Giant cavernous malformations.

Cavernous malformations represent about 10% of all vascular lesions of the brain.[123] They occur equally among men and female and usually present between the ages of 20 and 40 years. Cavernous malformations are most commonly located in the cerebral hemispheres, especially in the parietal lobe and thalamus.[45] Intracranial extra-axial cavernomas are relatively rare.[6] They are congenital in origin and are differentiated clearly from vascular tumors. As these lesions are essentially nonspace occupying and angiographically occult, the detection rate and the clinical interest in this entity have increased in the era of computer tomography and magnetic resonance (MR) imaging. Cavernous hemangiomas are more often identified as small lesions, which show evidence of hemorrhage. Cavernous malformations can present with headaches, seizures, neurological deficits, or can be found incidentally. The natural history of cavernous malformations has been studied in detail and is still under debate.[78] When hemorrhages occur, cavernous malformations have a high risk of rebleeding, with rebleeding rates of, for example, brainstem cavernous malformations ranging from 5% to 35% per year.

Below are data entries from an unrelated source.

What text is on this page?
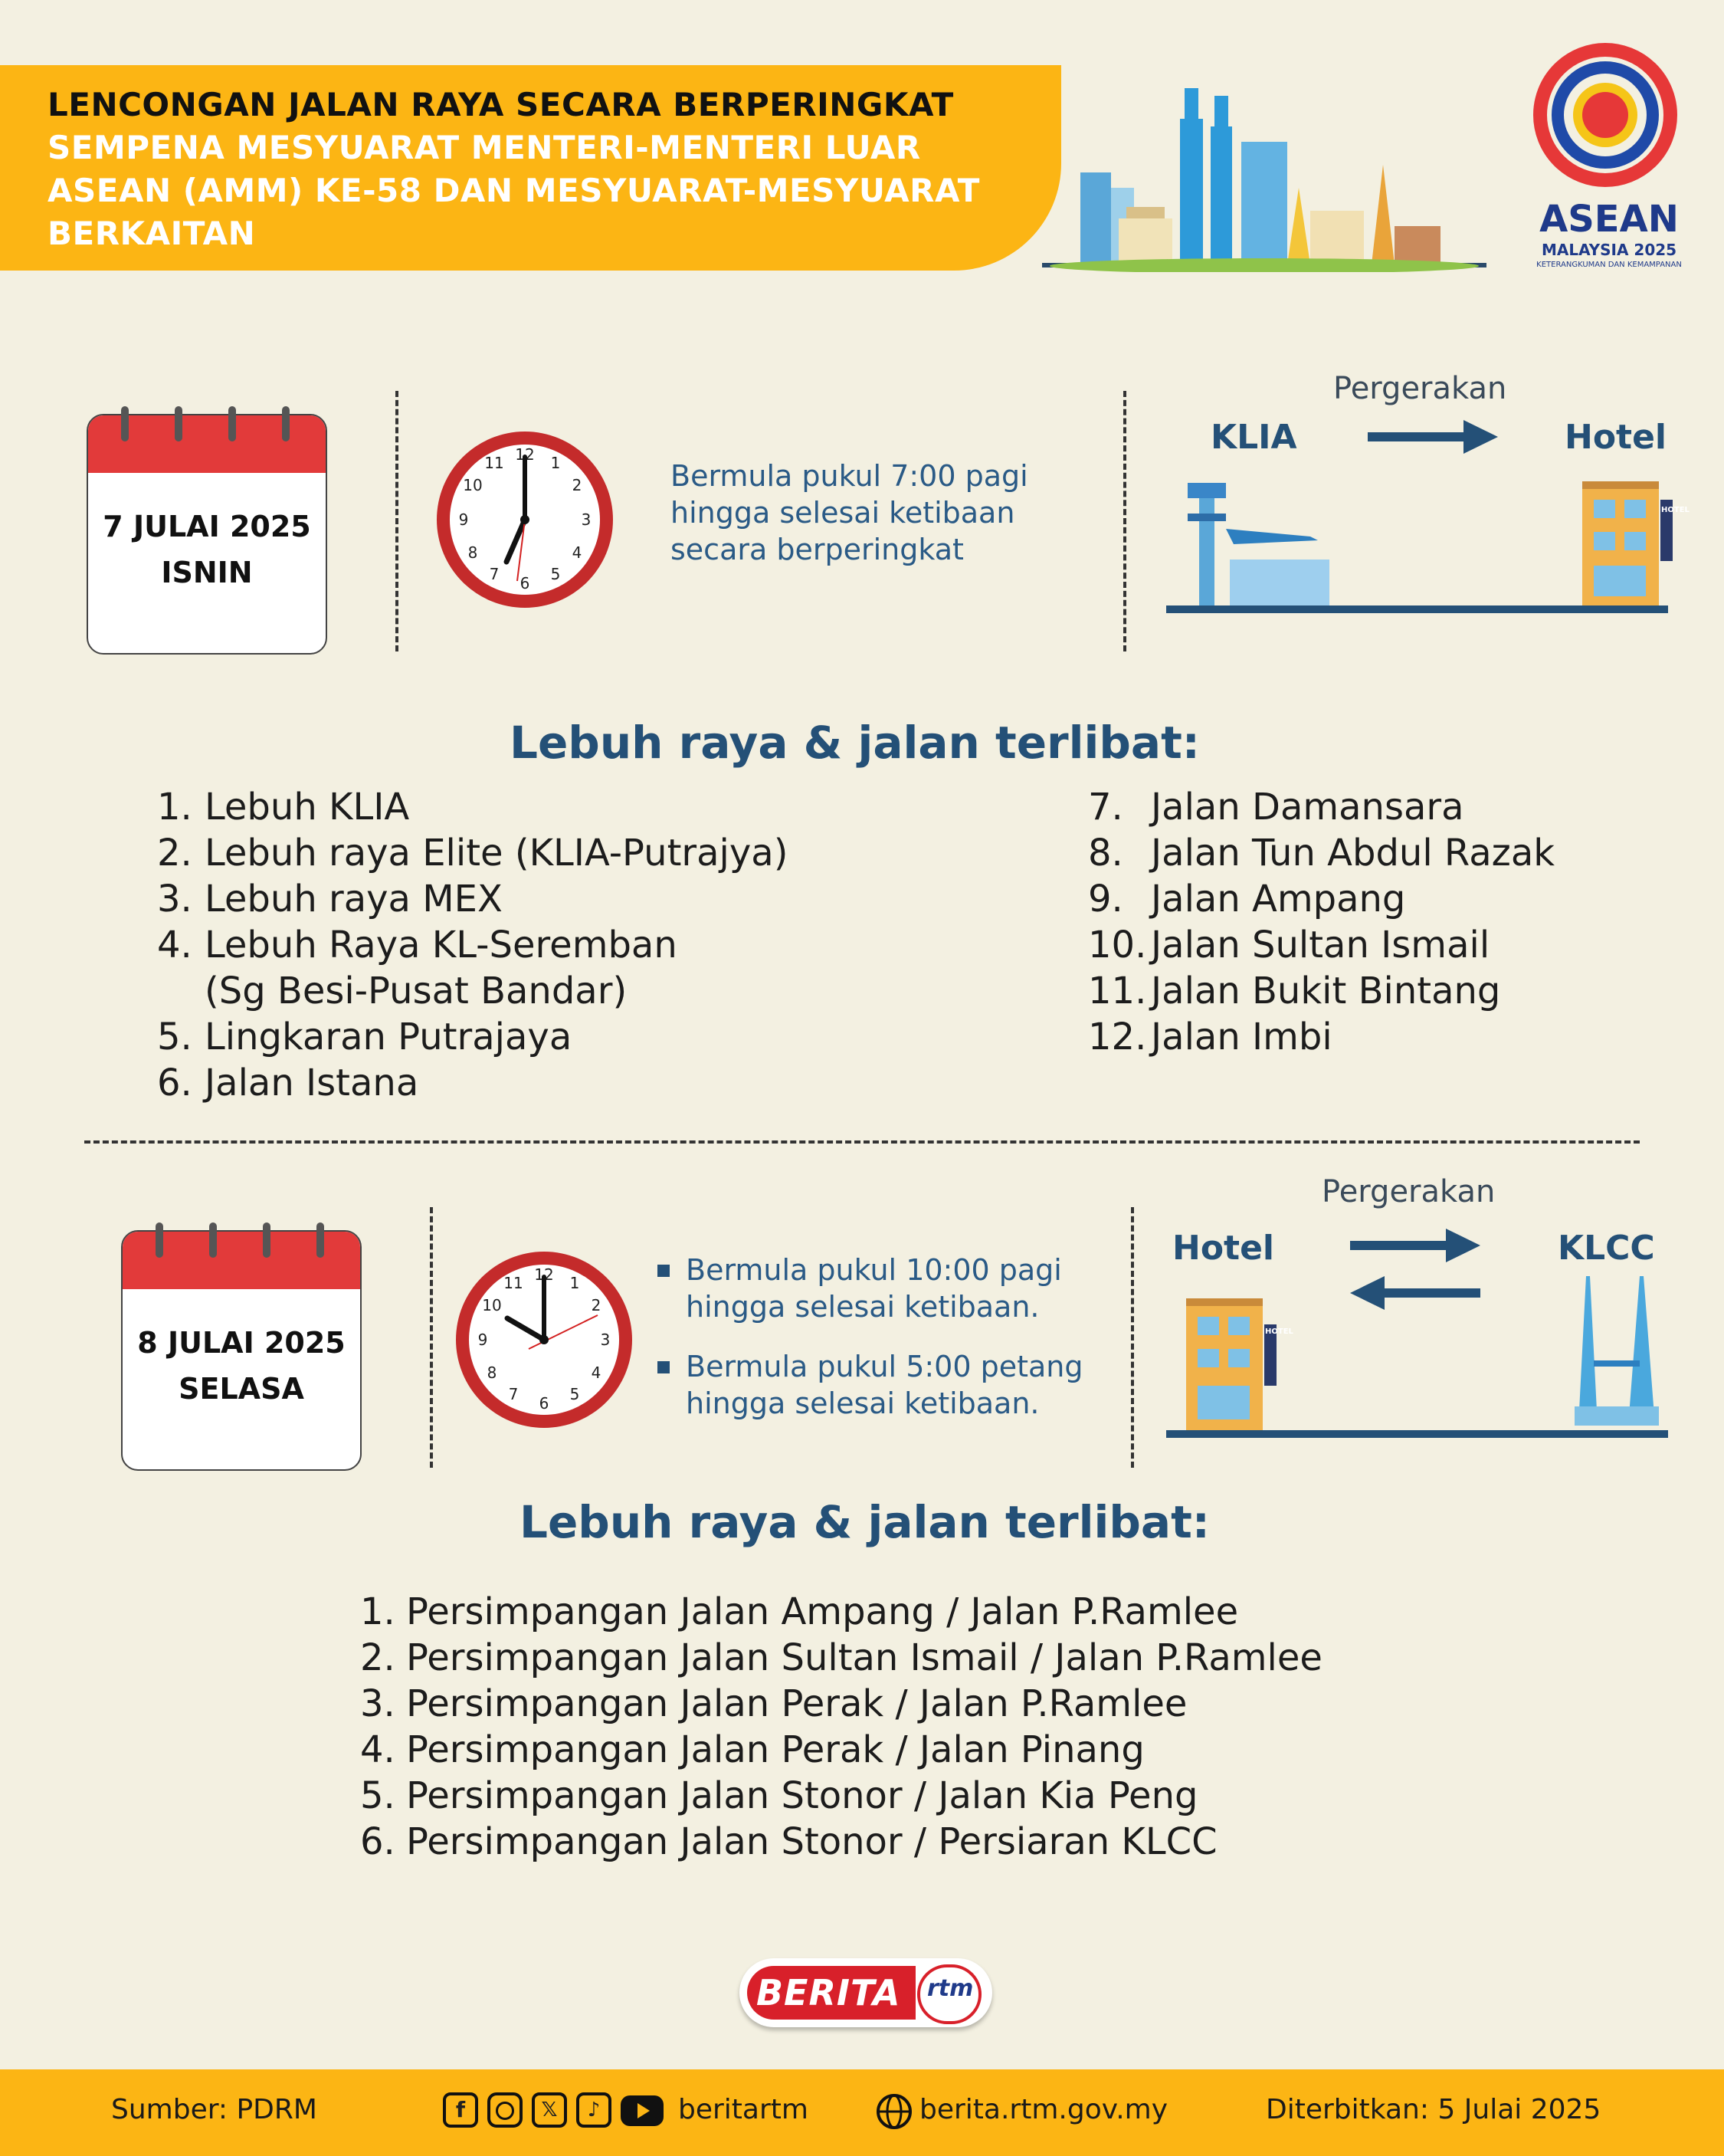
LENCONGAN JALAN RAYA SECARA BERPERINGKAT
SEMPENA MESYUARAT MENTERI-MENTERI LUAR
ASEAN (AMM) KE-58 DAN MESYUARAT-MESYUARAT
BERKAITAN	ASEAN
MALAYSIA 2025
KETERANGKUMAN DAN KEMAMPANAN
7 JULAI 2025
ISNIN
12 1
2
3
4
5
6
7
8
9
10
11	Bermula pukul 7:00 pagi
hingga selesai ketibaan
secara berperingkat
Pergerakan
KLIA	Hotel
HOTEL
Lebuh raya & jalan terlibat:
1. Lebuh KLIA
2. Lebuh raya Elite (KLIA-Putrajya)
3. Lebuh raya MEX
4. Lebuh Raya KL-Seremban
(Sg Besi-Pusat Bandar)
5. Lingkaran Putrajaya
6. Jalan Istana
7. Jalan Damansara
8. Jalan Tun Abdul Razak
9. Jalan Ampang
10. Jalan Sultan Ismail
11. Jalan Bukit Bintang
12. Jalan Imbi
8 JULAI 2025
SELASA
12 1
2
3
4
5
6
7
8
9
10
11	Bermula pukul 10:00 pagi
hingga selesai ketibaan.
Bermula pukul 5:00 petang
hingga selesai ketibaan.
Pergerakan
Hotel	KLCC
HOTEL
Lebuh raya & jalan terlibat:
1. Persimpangan Jalan Ampang / Jalan P.Ramlee
2. Persimpangan Jalan Sultan Ismail / Jalan P.Ramlee
3. Persimpangan Jalan Perak / Jalan P.Ramlee
4. Persimpangan Jalan Perak / Jalan Pinang
5. Persimpangan Jalan Stonor / Jalan Kia Peng
6. Persimpangan Jalan Stonor / Persiaran KLCC
BERITA rtm
Sumber: PDRM	f	𝕏	♪	beritartm	berita.rtm.gov.my	Diterbitkan: 5 Julai 2025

Although intracranial intra-axial and extra-axial cavernomas are reported, giant intracranial cavernomas are extremely rare. Giant cavernomas are usually found in the gastrointestinal tract, especially in the liver and spleen and also in the subcutaneous region. Giant intracranial extracerebral cavernomas are reported in the scalp, pericranium, pituitary gland, middle cranial fossa, and cavernous sinus.[9101112] Giant intracranial, intra-axial cerebral parenchymal cavernomas are reported in some case reports and reviews as presented in this case.

The relationship between the size of cavernoma and probability of hemorrhage or long-term neurological morbidity is still under debate. However, the growth of intracerebral cavernomas is accentuated by repeated microhemorrhages into the cavernoma. The large size of giant cavernomas, reported in some cases, may be explained on this hypothesis. There might also be a possibility of accelerated growth due to hormonal changes during puberty. The growth of cavernoma over a time period and the correlative MR imaging changes are reported in 38% of patients.[13] They exhibit a range of dynamic behavior including increase or decrease in size, de novo formation as well as progression through a series of characteristic MR imaging appearances.[13]

Surgical intervention is the treatment of choice for all cavernous malformations.[3] Thereby, the localization may be influence the indication und decision for surgery. It is also indicated in patients with hemorrhages which have a cavernoma that presents to the pial surface in eloquent areas or brainstem. Thereby, the surgical approach is dictated by the location of the cavernous malformation and using available microsurgical techniques is ideal since the cavernoma is well circumscribed to the surrounding brain tissue.

The main goal of modern surgical treatment of cavernous malformations is minimizing the amount of healthy tissue that must be traversed to achieve a complete resection.[11415] The risks and benefits of surgical treatment must be weighed against possible morbidity resulting from surgery. Thus and in consequence of modern MR imaging, excellent neuronavigation systems, minimally invasive approaches and new surgical tools surgical resection can be also performed in cavernous malformations localized in eloquent areas[15] and should also be performed in the case of giant cavernous malformations.

In modern neurosurgery, the surgical goal of total resection of giant cavernous malformations without any surgical morbidity should be possible in nearly all cases.